Even now Googles answer is a crap answer, because Google can see the codes unencrypted on their server, and Google can kill your entire gooogle account at sny time and you lose everything, email, drive , everything, instantly, no human to argue with. That is why I said even today I still would not use Google Authenticator for totp.

Except even in that one worst case, you still had the emergency passwords, which you were always free to keep in whatever way works for you. There is no single thing you must or must not do, there is only what kinds of problems are the worst problems for you.

Example: if what you are most concerned about is someone else getting ahold of a copy of those emergency passwords, then you want to have very few copies of them and they should be off-line and inconvenient to access.
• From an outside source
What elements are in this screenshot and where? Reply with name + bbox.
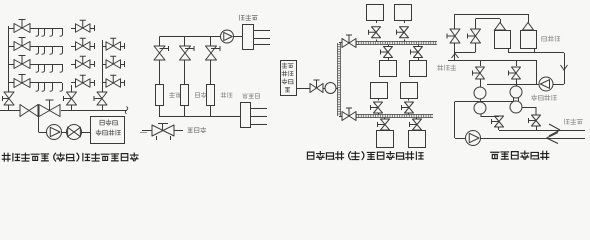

IE a printed hard copy in a safe deposit box in switzerland.

If what you are most concerned about is accidentally destroying your life savings by losing the password and the investment site has no further way to let you prove your ownership, then keep 10 copies in 10 different physical forms and places so that no matter what happens, you will always be able to access at least one of them. One on goggle drive, one on someone else's google drive in case yours is killed, one on onedrive, one on paper at home, one on paper in your wallet, one on your previous phonr that you don't use but still works, etc etc.

You pick whichever is your biggest priority, and address that need however you want, from pure convenience to pure security and all possible points in between. The convenient way has security downsides. The secure way has convenience downsides. But you are not forced to live with the downsides of either the convenient way or the secure way.